Nada es tan nuestro como lo que nos han robado. Y es mucho lo que ha sido sustraído de los bolsillos, de los sentimientos y de las esperanzas que, a pesar de la inevitable marea de la vida, aún guardábamos. De nuestros bolsillos se han llevado casi todo, a nuestras vidas cotidianas les han arrebatado la poca esperanza que guardábamos y a nuestros sentimientos los han abocado a un pozo negro lleno de amenazas desconocidas todavía y el temor de verlas aparecer en cualquier momento por el brocal, nos han quitado hasta el sueño necesario para reponer las pocas fuerzas que el comienzo de una nueva jornada requiere.
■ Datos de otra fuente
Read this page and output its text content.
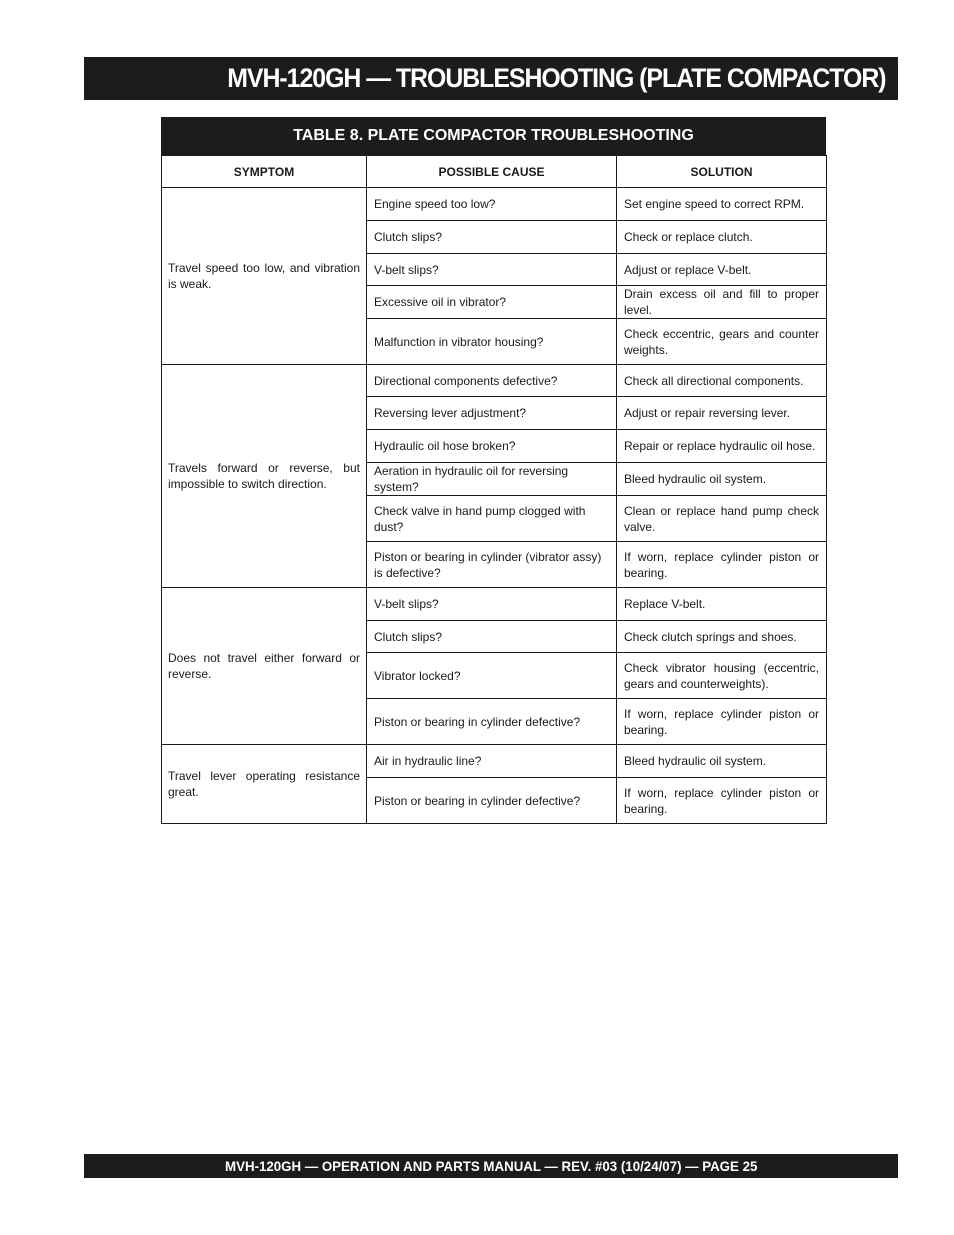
MVH-120GH — TROUBLESHOOTING (PLATE COMPACTOR)
TABLE 8. PLATE COMPACTOR TROUBLESHOOTING
SYMPTOM	POSSIBLE CAUSE	SOLUTION
Travel speed too low, and vibration is weak.	Engine speed too low?	Set engine speed to correct RPM.
	Clutch slips?	Check or replace clutch.
	V-belt slips?	Adjust or replace V-belt.
	Excessive oil in vibrator?	Drain excess oil and fill to proper level.
	Malfunction in vibrator housing?	Check eccentric, gears and counter weights.
Travels forward or reverse, but impossible to switch direction.	Directional components defective?	Check all directional components.
	Reversing lever adjustment?	Adjust or repair reversing lever.
	Hydraulic oil hose broken?	Repair or replace hydraulic oil hose.
	Aeration in hydraulic oil for reversing system?	Bleed hydraulic oil system.
	Check valve in hand pump clogged with dust?	Clean or replace hand pump check valve.
	Piston or bearing in cylinder (vibrator assy) is defective?	If worn, replace cylinder piston or bearing.
Does not travel either forward or reverse.	V-belt slips?	Replace V-belt.
	Clutch slips?	Check clutch springs and shoes.
	Vibrator locked?	Check vibrator housing (eccentric, gears and counterweights).
	Piston or bearing in cylinder defective?	If worn, replace cylinder piston or bearing.
Travel lever operating resistance great.	Air in hydraulic line?	Bleed hydraulic oil system.
	Piston or bearing in cylinder defective?	If worn, replace cylinder piston or bearing.
MVH-120GH — OPERATION AND PARTS MANUAL — REV. #03 (10/24/07) — PAGE 25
Evidentemente, estas pocas palabras sólo serán familiares para aquellos que se debaten en el paro laboral, en la precariedad cotidiana privados hasta de lo más elemental para sobrevivir o en los que esperan cualquier forma de desahucio inminente. Para los indigentes, estas palabras ya han perdido el sentido mucho tiempo atrás. Para los que estas palabras parecerán exageradas, llenas de demagogia o incluso, peligrosamente indignadas, son precisamente aquellos que viven en la ebriedad de la cima, ya sea en lo monetario o en lo político.

¿Qué puede pensar el que ocupa uno de los escalones más bajos socialmente? Pues seguro que pensará que todas esas jubilaciones, indemnizaciones o pagas extras y millonarias para los altos ejecutivos de la banca u otras grandes empresas no son más que una nueva afrenta a todo lo ya recibido. Siempre teniendo en cuenta lo que ha salido de lo público, lo que se ha reflotado a costa de lo que era de todos. Porque no es obligatorio dar limosna al que la pide, pero sí es obligatorio, en el caso de no darla, no reírse de él para humillarlo o encima agredirlo por apestoso y marginal.

Por otro lado, hay una cierta cumbre política, que vive en el limbo donde han desarrollado los tentáculos que actualmente les sirven para perpetuarse en el poder sea cual sea éste. Son los que un día comenzaron de concejales, luego se convirtieron en alcaldes, pasaron más tarde al Parlamento de su autonomía, los más favorecidos desembarcaron en el Parlamento de la nación, se creyeron senadores imprescindibles por un tiempo y si todo esto se acababa, el partido ya les proporcionará un retiro dorado en cualquier otro lugar, donde podrán disfrutar de una enorme jubilación, una paga de por vida e incluso los más vivaces ocuparán puestos en consejos de administración privados sin perder un ápice de sus privilegios. Porque no andemos con rodeos, nadie ha oído la frase: ¿Y si ahora me quitan el puesto, qué hago yo?

Pues a todos éstos y a muchos más que puedan quedárseme en el tintero, sin olvidar a todos los que metieron la sucia mano en las arcas de lo público, puedo decirles que lo que nos han arrebatado fue conseguido por la astucia o por la fuerza. Y si algo de cordura les queda, que piensen que quien no actuó en su momento con rectitud y honradez transparente como el cristal, ha sido uno de los perpetradores del expolio a sus semejantes. Y que más le vale que todo lo que se han llevado le sirva para algo, porque estoy seguro que pesará en sus conciencias para siempre como una losa de granito, aunque sus conciencias sean míseras, porque el latrocinio lleva en sí el hedor del auténtico pecado y éste no tiene nada que ver con ninguna de las religiones que existen. Este pecado es mucho más infamante que aquellos que puedan ser perdonados tras una severa contrición y arrepentimiento. Robar para enriquecerse es una infamia, una deshonra innecesaria, se me antoja que es también, aunque muchos no lo sepan, un insulto a uno mismo. Robar, y no puedo callármelo, es peor que el peor de los plagios.